ARTIST STATEMENTby Scott Fraser I have had an interest in painting since I was young. My parents framed a small painting of roses that I did at age 3. It now hangs in my studio as a reminder of my early aspirations. I remember going to the Chicago Art Institute frequently as a boy, especially enjoying the works of Picasso. I went off to art school at the Kansas City Art Institute which was also pivotal. There they set me free to experiment with concept in a rich, dynamic environment. After leaving KCAI, I started out slowly, painting, learning and finally selling my work. I call these my basement years, since I moved back in with my parents, until I could afford to move out on my own. This took a number of years. At age 27 I went away to Europe which turned out to be one of the most influential periods in my life. At this time, I had the opportunity to view first-hand the artwork that I had always admired in books. The Flemish artists spoke to me, especially Vermeer – his Woman Pouring Milk was breath-taking. Seeing this work altered my path as a realist painter, and was a catalyst for me changing from the figure and landscape to still life. Van Eycks alter piece in Ghent, made a lasting impression, and I was greatly inspired by a small work by Gerard ter Borch titled Gallant Conversation. I was also able to see a Francis Bacon show at the Tate Gallery, and Las Meninas at the Prado, both of which I will never forget. It was during this time that I developed a more personal narrative style which found a voice in Still Life painting. I am still growing and developing this voice, and am never at a loss for what to paint next since the possibilities within the genre are endless.

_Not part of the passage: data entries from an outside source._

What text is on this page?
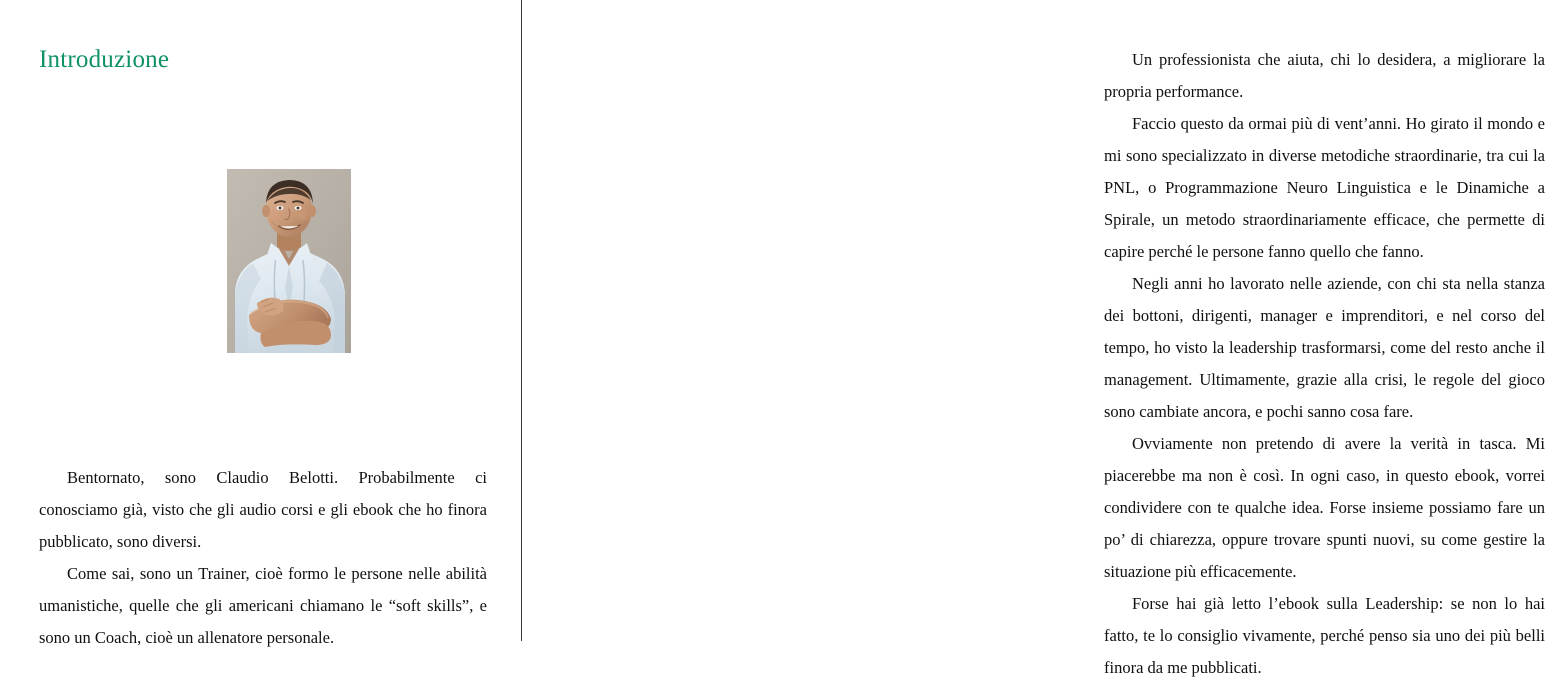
Introduzione

Bentornato, sono Claudio Belotti. Probabilmente ci conosciamo già, visto che gli audio corsi e gli ebook che ho finora pubblicato, sono diversi.

Come sai, sono un Trainer, cioè formo le persone nelle abilità umanistiche, quelle che gli americani chiamano le “soft skills”, e sono un Coach, cioè un allenatore personale.

Un professionista che aiuta, chi lo desidera, a migliorare la propria performance.

Faccio questo da ormai più di vent’anni. Ho girato il mondo e mi sono specializzato in diverse metodiche straordinarie, tra cui la PNL, o Programmazione Neuro Linguistica e le Dinamiche a Spirale, un metodo straordinariamente efficace, che permette di capire perché le persone fanno quello che fanno.

Negli anni ho lavorato nelle aziende, con chi sta nella stanza dei bottoni, dirigenti, manager e imprenditori, e nel corso del tempo, ho visto la leadership trasformarsi, come del resto anche il management. Ultimamente, grazie alla crisi, le regole del gioco sono cambiate ancora, e pochi sanno cosa fare.

Ovviamente non pretendo di avere la verità in tasca. Mi piacerebbe ma non è così. In ogni caso, in questo ebook, vorrei condividere con te qualche idea. Forse insieme possiamo fare un po’ di chiarezza, oppure trovare spunti nuovi, su come gestire la situazione più efficacemente.

Forse hai già letto l’ebook sulla Leadership: se non lo hai fatto, te lo consiglio vivamente, perché penso sia uno dei più belli finora da me pubblicati.
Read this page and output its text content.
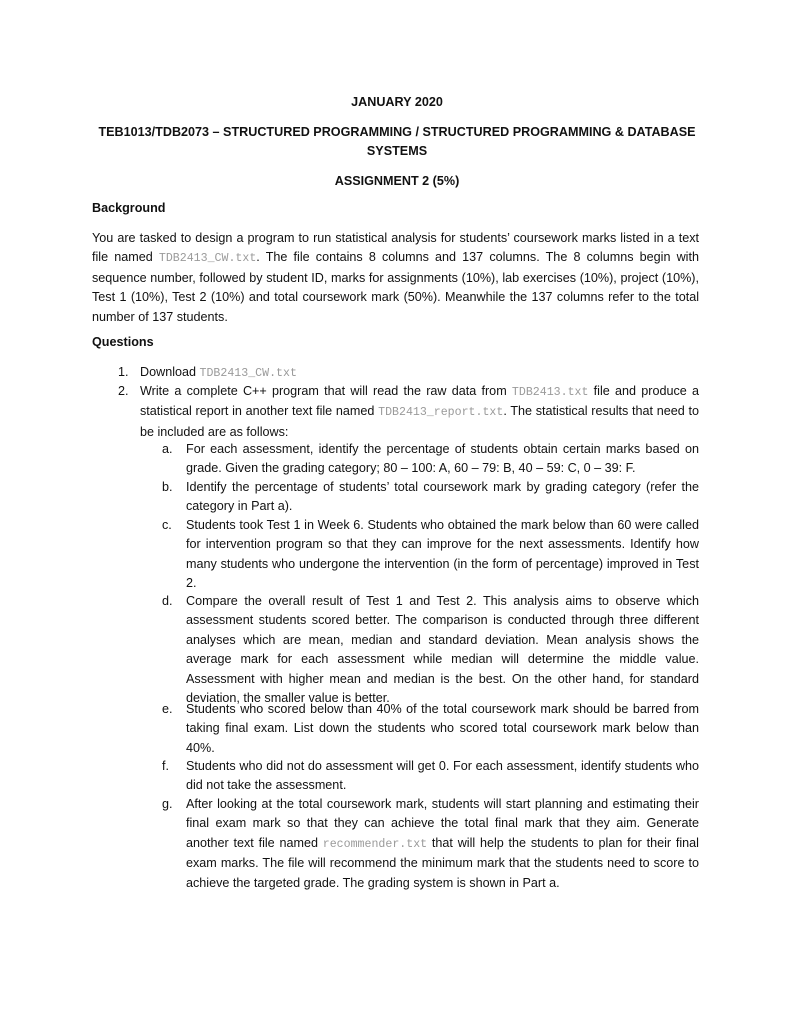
JANUARY 2020
TEB1013/TDB2073 – STRUCTURED PROGRAMMING / STRUCTURED PROGRAMMING & DATABASE
SYSTEMS
ASSIGNMENT 2 (5%)
Background
You are tasked to design a program to run statistical analysis for students’ coursework marks listed in a text file named TDB2413_CW.txt. The file contains 8 columns and 137 columns. The 8 columns begin with sequence number, followed by student ID, marks for assignments (10%), lab exercises (10%), project (10%), Test 1 (10%), Test 2 (10%) and total coursework mark (50%). Meanwhile the 137 columns refer to the total number of 137 students.
Questions
1. Download TDB2413_CW.txt
2. Write a complete C++ program that will read the raw data from TDB2413.txt file and produce a statistical report in another text file named TDB2413_report.txt. The statistical results that need to be included are as follows:
a. For each assessment, identify the percentage of students obtain certain marks based on grade. Given the grading category; 80 – 100: A, 60 – 79: B, 40 – 59: C, 0 – 39: F.
b. Identify the percentage of students’ total coursework mark by grading category (refer the category in Part a).
c. Students took Test 1 in Week 6. Students who obtained the mark below than 60 were called for intervention program so that they can improve for the next assessments. Identify how many students who undergone the intervention (in the form of percentage) improved in Test 2.
d. Compare the overall result of Test 1 and Test 2. This analysis aims to observe which assessment students scored better. The comparison is conducted through three different analyses which are mean, median and standard deviation. Mean analysis shows the average mark for each assessment while median will determine the middle value. Assessment with higher mean and median is the best. On the other hand, for standard deviation, the smaller value is better.
e. Students who scored below than 40% of the total coursework mark should be barred from taking final exam. List down the students who scored total coursework mark below than 40%.
f. Students who did not do assessment will get 0. For each assessment, identify students who did not take the assessment.
g. After looking at the total coursework mark, students will start planning and estimating their final exam mark so that they can achieve the total final mark that they aim. Generate another text file named recommender.txt that will help the students to plan for their final exam marks. The file will recommend the minimum mark that the students need to score to achieve the targeted grade. The grading system is shown in Part a.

There are many artists and genres that interest me and have influenced my progression as an artist, and I appreciate both historical and contemporary works. Van Eyke, Vermeer and Vander Wyden share the list with Lucien Freud, Joseph Cornell, Paul Klee and Frank Auerbach. I am particularly attached to the London school along with a group of contemporary Spanish realists. Of these, Lopez Garcia and Isabella Quintanilla impress me the most.
The contemporary art world is not a place where a person can sit back and get too comfortable and I try not to confuse myself with all the “isms” that pop up in art. I am constantly looking to expand my knowledge, vision and expertise, and I feel most comfortable when I can experiment with imagery that is outside the box. I find I learn more with my larger work, so I try to take on one or two large projects a year that I can really sink my teeth into.
I certainly have been influenced by teachers, friends and art history. It’s easy to get too heavy and serious about art, so I haven’t followed any one school of thought. My paintings are very personal, with one work often evolving from another in a series of cycles. Much of my imagery is inspired by my surroundings, my background and family. My kids have been a huge and ongoing inspiration for me, not just by way of the objects that have been incorporated into my paintings, but in the mind set they have shared with me. It is their honest interpretation and unaffected exploration of the natural world that has really opened my eyes and that I have tried to apply in my own work.